We cannot draw conclusions about causal directions as we used cross-sectional design. Thus, whether chronic smoking disrupts pain regulatory systems or heightened sensitivity to pain predisposes an individual to smoke is not clear. Inclusion of two smoking conditions (ad libitum and abstinent) in between- or within-subjects design with counterbalanced order should enhance clarity of the role of smoking withdrawal in the relationship between smoking, stress response, and SIA. Negative findings in thermal heat pain suggest the role of pain modality in smoking and SIA (Girdler et al., 2005). Future studies should examine different pain stimuli such as ischemic pain and electrical pain stimuli, and assess whether findings from experimental studies could be generalized to chronic pain models. Whether other ingredients in cigarettes are associated with pain sensitivity should be investigated. The mediating role of psychosocial factors such as socioeconomic status (Ditre et al., 2011; Shi et al., 2010) as well as individual differences such as negative affect, ability to tolerate distress (Brown, Lejuez, Kahler, Strong, & Zvolensky, 2005), and sensitivity to anxiety (Zvolensky, Stewart, Vujanovic, Gavric, & Steeves, 2009) should be carefully assessed. Nevertheless, this study used both subjective and physiological measures, multiple pain assessments, and a systematic approach to examine the link between psychophysiological stress response, pain sensitivity, and stress-induced analgesia.

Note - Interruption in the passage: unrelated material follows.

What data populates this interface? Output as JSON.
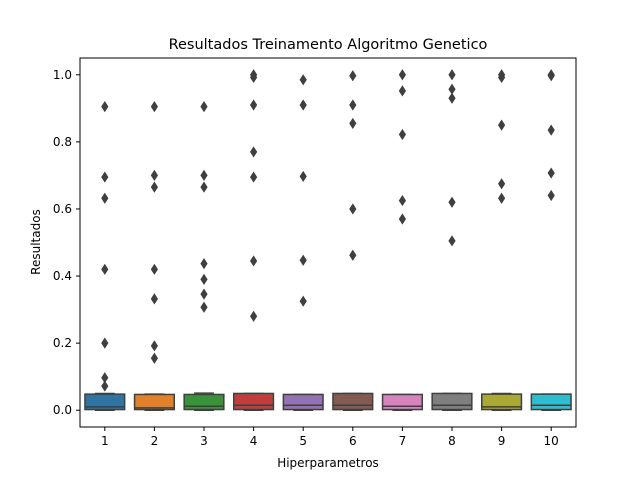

In conclusion, this study found that smokers going through their initial phase of quitting exhibited heightened pain sensitivity and a lack of stress-induced analgesia relative to nonsmokers. Smokers also showed blunted stress response as compared with nonsmokers. Reported withdrawal symptoms were related to greater pain. Dysregulations in central pain and stress regulating mechanisms during nicotine withdrawal may enhance risk for cessation failure.

Acknowledgments

This research was supported in part by grants to Dr. al’Absi from the National Institute of Health (R01DA016351 and R01DA027232). We would like to thank Angie Forsberg, Elizabeth Ford, and Barbara Gay for assistance with data collection and management.

Footnotes

The authors do not have any conflict of interest regarding this manuscript.